You are kindly asked to cite our corresponding papers if you use provided datasets and/or evaluation scripts:

@inproceedings{bb_iros_2019,
  title={The MaSTr1325 dataset for training deep USV obstacle detection models},
  author={Bovcon, Borja and Muhovi{\v{c}}, Jon and Per{\v{s}}, Janez and Kristan, Matej},
  booktitle={2019 IEEE/RSJ International Conference on Intelligent Robots and Systems (IROS)},
  year={2019},
  pages={3431--3438},
  organization={IEEE}
}
@article{bb_ras_2018,
  title={Stereo obstacle detection for unmanned surface vehicles by {IMU}-assisted semantic segmentation},
  author={Bovcon, Borja and Muhovi{\v{c}}, Jon and Per{\v{s}}, Janez and Kristan, Matej},
  journal={Robotics and Autonomous Systems},
  volume={104},
  pages={1--13},
  year={2018},
  publisher={Elsevier}
}

References

[1] Bovcon, Borja, et al. "The MaSTr1325 dataset for training deep USV obstacle detection models"
IEEE/RSJ International Conference on Intelligent Robots and Systems (2019): 3431-3438.

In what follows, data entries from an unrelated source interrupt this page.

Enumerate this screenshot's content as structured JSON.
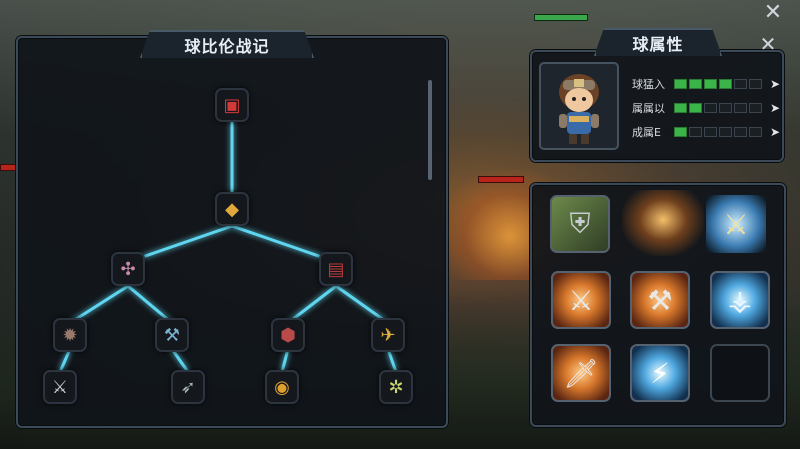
{
  "skill_tree": {
    "title": "球比伦战记",
    "close_label": "✕"
  },
  "attributes": {
    "title": "球属性",
    "close_label": "✕",
    "stats": [
      {
        "label": "球猛入",
        "level": 4,
        "max": 6
      },
      {
        "label": "属属以",
        "level": 2,
        "max": 6
      },
      {
        "label": "成属E",
        "level": 1,
        "max": 6
      }
    ],
    "upgrade_glyph": "➤"
  },
  "colors": {
    "tree_link": "#5fd6f0",
    "stat_on": "#3bb44a"
  }
}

[2] Bovcon, Borja, et al."Stereo obstacle detection for unmanned surface vehicles by {IMU}-assisted semantic segmentation"
Robotics and Autonomous Systems 104 (2018): 1-13.

[3] Kristan, Matej, et al. "Fast Image-Based Obstacle Detection from Unmanned Surface Vehicles."
IEEE Transactions on cybernetics 46.3 (2015): 641-654.

[4] Everingham, Mark, et al. "The Pascal Visual Object Classes (VOC) Challenge."
International Journal of Computer Vision 88.2 (2010): 303-338.